As far as I know, there are two possible methods:
- Use that for $a \in \Bbb R${\left( {1 + x} \right)^a} = \sum\limits_{n = 0}^\infty {a \choose n}{x^n}
This will yield
$\sqrt{1 + 2x}= \sum\limits_{n = 0}^\infty {1/2 \choose n}2^n{x^n} $
Now we need to find a closed form of a fractional binomial coefficient. This can be done rather "empirically", and I hope you also arrive at
${1/2 \choose n}= {\left( { - 1} \right)^{n + 1}}\frac{{(2n-3)\cdots5\cdot3\cdot1}}{{2^n\cdot n!}} $
which gives you each coefficient of the expansion.

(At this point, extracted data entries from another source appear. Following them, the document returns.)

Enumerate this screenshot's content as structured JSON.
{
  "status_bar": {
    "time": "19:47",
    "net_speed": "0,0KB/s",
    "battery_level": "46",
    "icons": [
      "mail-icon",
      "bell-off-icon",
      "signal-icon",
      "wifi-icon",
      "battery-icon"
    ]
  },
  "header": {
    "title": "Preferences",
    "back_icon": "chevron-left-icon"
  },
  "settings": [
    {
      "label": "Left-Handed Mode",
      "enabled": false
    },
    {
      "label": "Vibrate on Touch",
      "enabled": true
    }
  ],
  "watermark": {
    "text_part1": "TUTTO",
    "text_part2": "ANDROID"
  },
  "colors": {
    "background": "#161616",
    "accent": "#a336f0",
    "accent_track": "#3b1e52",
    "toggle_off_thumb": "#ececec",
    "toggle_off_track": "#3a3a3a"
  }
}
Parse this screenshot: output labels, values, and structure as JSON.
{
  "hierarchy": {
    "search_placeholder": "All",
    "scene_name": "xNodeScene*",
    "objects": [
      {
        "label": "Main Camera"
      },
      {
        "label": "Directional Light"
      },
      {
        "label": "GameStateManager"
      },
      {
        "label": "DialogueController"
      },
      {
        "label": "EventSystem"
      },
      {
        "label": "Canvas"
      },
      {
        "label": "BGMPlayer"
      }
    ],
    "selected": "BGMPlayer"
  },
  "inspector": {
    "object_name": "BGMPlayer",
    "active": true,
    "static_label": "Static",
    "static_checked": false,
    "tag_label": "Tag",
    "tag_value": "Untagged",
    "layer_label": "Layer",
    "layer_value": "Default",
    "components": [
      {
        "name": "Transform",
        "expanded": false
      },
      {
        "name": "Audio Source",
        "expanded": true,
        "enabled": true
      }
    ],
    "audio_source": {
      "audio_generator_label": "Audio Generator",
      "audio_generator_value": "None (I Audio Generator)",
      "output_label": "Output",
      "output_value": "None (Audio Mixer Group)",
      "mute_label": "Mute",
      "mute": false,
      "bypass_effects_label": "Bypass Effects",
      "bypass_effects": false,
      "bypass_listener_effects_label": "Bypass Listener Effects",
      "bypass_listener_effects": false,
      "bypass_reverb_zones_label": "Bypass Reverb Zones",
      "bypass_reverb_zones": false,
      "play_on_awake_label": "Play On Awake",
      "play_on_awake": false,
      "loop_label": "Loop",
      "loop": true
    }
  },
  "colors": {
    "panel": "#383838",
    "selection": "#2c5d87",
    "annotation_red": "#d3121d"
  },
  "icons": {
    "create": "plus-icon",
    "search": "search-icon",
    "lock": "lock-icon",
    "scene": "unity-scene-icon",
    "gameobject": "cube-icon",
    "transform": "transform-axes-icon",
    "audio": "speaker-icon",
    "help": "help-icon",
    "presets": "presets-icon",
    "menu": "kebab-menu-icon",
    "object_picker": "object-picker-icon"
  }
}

- Another procedure would be computing each derivative at $x=0$ and trying to find a pattern. If you do things right, you will arrive at
$f^{(n)}(0)= {\left( { - 1} \right)^{n + 1}}\left[ {\left( {2n - 3} \right) \cdots 5 \cdot 3 \cdot 1} \right]$
i.e. $\left\{ f^{(n)}(0) \right\}=\{1,1,-1,3,-3\cdot 5,3\cdot5\cdot7,\dots\}$